Prefer attributes over classes when the value has semantic meaning — screen readers and assistive technology understand `aria-selected`, `aria-expanded`, `disabled`, and similar attributes.

The full example is a tab group that uses `aria-selected` to highlight the selected tab: [Tabgroup example](./examples/module-tabgroup.html).

## CSS-only Components

Just because Le Truc is a JavaScript library doesn't mean you have to use JavaScript in every component. It's perfectly fine to use custom elements just for styling purposes.

Here's the example of the `<card-callout>` we're using in this documentation:

```html
<card-callout>This is an informational message.</card-callout>
<card-callout class="tip">Remember to hydrate while coding!</card-callout>
<card-callout class="caution">Be careful with this operation.</card-callout>
<card-callout class="danger">This action is irreversible!</card-callout>
<card-callout class="note">This is just a side note.</card-callout>
```

{% sources title="Source code" src="./sources/card-callout.html" /%}

### Register CSS-only Custom Elements

If a Le Truc component queries for a CSS-only custom element (via `first()` or `all()`), it will detect the element as an unresolved dependency and wait for it to upgrade — causing an unnecessary delay before effects run.

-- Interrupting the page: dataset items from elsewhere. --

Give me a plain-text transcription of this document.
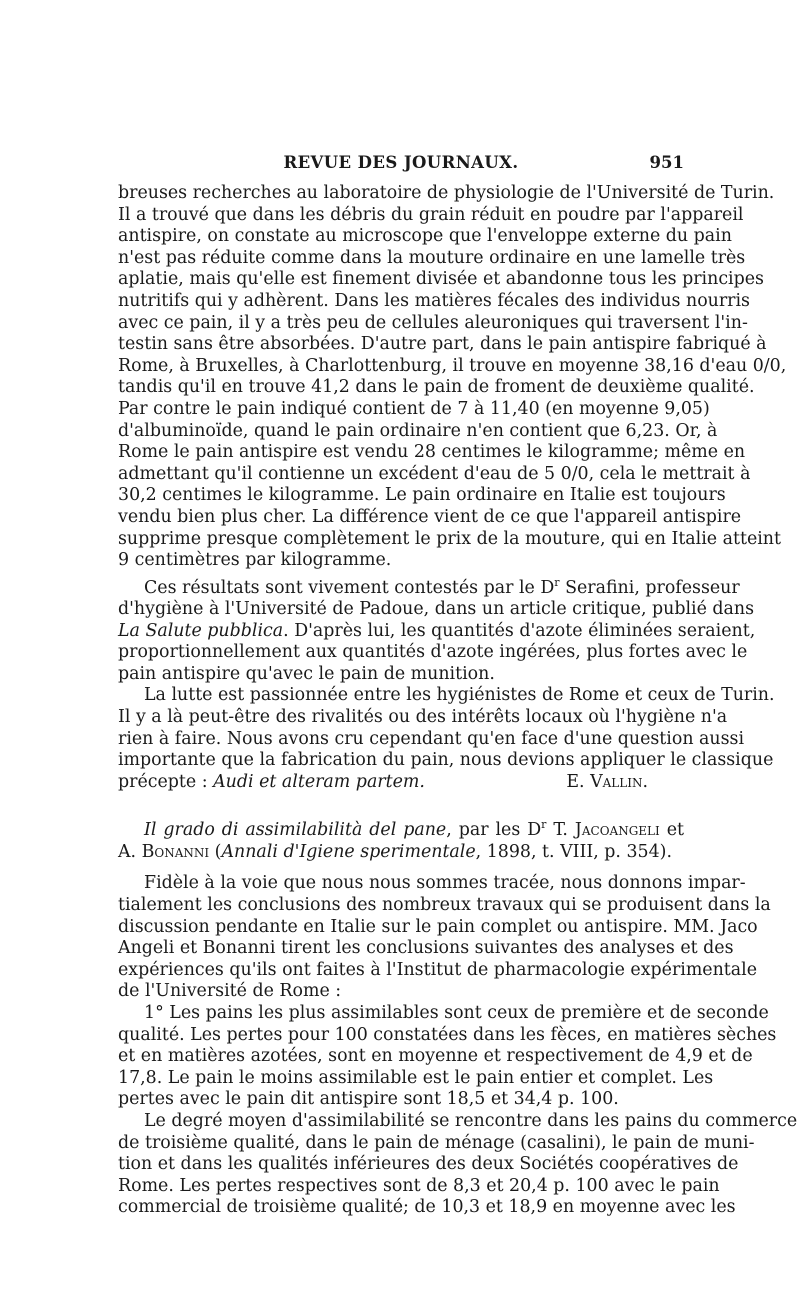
REVUE DES JOURNAUX.	951
breuses recherches au laboratoire de physiologie de l'Université de Turin.
Il a trouvé que dans les débris du grain réduit en poudre par l'appareil
antispire, on constate au microscope que l'enveloppe externe du pain
n'est pas réduite comme dans la mouture ordinaire en une lamelle très
aplatie, mais qu'elle est finement divisée et abandonne tous les principes
nutritifs qui y adhèrent. Dans les matières fécales des individus nourris
avec ce pain, il y a très peu de cellules aleuroniques qui traversent l'in-
testin sans être absorbées. D'autre part, dans le pain antispire fabriqué à
Rome, à Bruxelles, à Charlottenburg, il trouve en moyenne 38,16 d'eau 0/0,
tandis qu'il en trouve 41,2 dans le pain de froment de deuxième qualité.
Par contre le pain indiqué contient de 7 à 11,40 (en moyenne 9,05)
d'albuminoïde, quand le pain ordinaire n'en contient que 6,23. Or, à
Rome le pain antispire est vendu 28 centimes le kilogramme; même en
admettant qu'il contienne un excédent d'eau de 5 0/0, cela le mettrait à
30,2 centimes le kilogramme. Le pain ordinaire en Italie est toujours
vendu bien plus cher. La différence vient de ce que l'appareil antispire
supprime presque complètement le prix de la mouture, qui en Italie atteint
9 centimètres par kilogramme.
Ces résultats sont vivement contestés par le $D^r$ Serafini, professeur
d'hygiène à l'Université de Padoue, dans un article critique, publié dans
La Salute pubblica. D'après lui, les quantités d'azote éliminées seraient,
proportionnellement aux quantités d'azote ingérées, plus fortes avec le
pain antispire qu'avec le pain de munition.
La lutte est passionnée entre les hygiénistes de Rome et ceux de Turin.
Il y a là peut-être des rivalités ou des intérêts locaux où l'hygiène n'a
rien à faire. Nous avons cru cependant qu'en face d'une question aussi
importante que la fabrication du pain, nous devions appliquer le classique
précepte : Audi et alteram partem.	E. Vallin.
Il grado di assimilabilità del pane, par les $D^r$ T. Jacoangeli et
A. Bonanni (Annali d'Igiene sperimentale, 1898, t. VIII, p. 354).
Fidèle à la voie que nous nous sommes tracée, nous donnons impar-
tialement les conclusions des nombreux travaux qui se produisent dans la
discussion pendante en Italie sur le pain complet ou antispire. MM. Jaco
Angeli et Bonanni tirent les conclusions suivantes des analyses et des
expériences qu'ils ont faites à l'Institut de pharmacologie expérimentale
de l'Université de Rome :
1° Les pains les plus assimilables sont ceux de première et de seconde
qualité. Les pertes pour 100 constatées dans les fèces, en matières sèches
et en matières azotées, sont en moyenne et respectivement de 4,9 et de
17,8. Le pain le moins assimilable est le pain entier et complet. Les
pertes avec le pain dit antispire sont 18,5 et 34,4 p. 100.
Le degré moyen d'assimilabilité se rencontre dans les pains du commerce
de troisième qualité, dans le pain de ménage (casalini), le pain de muni-
tion et dans les qualités inférieures des deux Sociétés coopératives de
Rome. Les pertes respectives sont de 8,3 et 20,4 p. 100 avec le pain
commercial de troisième qualité; de 10,3 et 18,9 en moyenne avec les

To avoid this, register CSS-only custom elements with a trivial definition:

```js
customElements.define('card-callout', class extends HTMLElement {})
```

This tells the browser (and Le Truc) that the element is defined and ready. The registration has no runtime cost — the element simply upgrades to a plain `HTMLElement` immediately.

> **Register every custom element tag:** Every custom element tag you use in HTML should have a corresponding `customElements.define()` call. This is the web platform's contract: a hyphenated tag name is a custom element, and defining it — even with an empty class — ensures it upgrades correctly and doesn't block other components.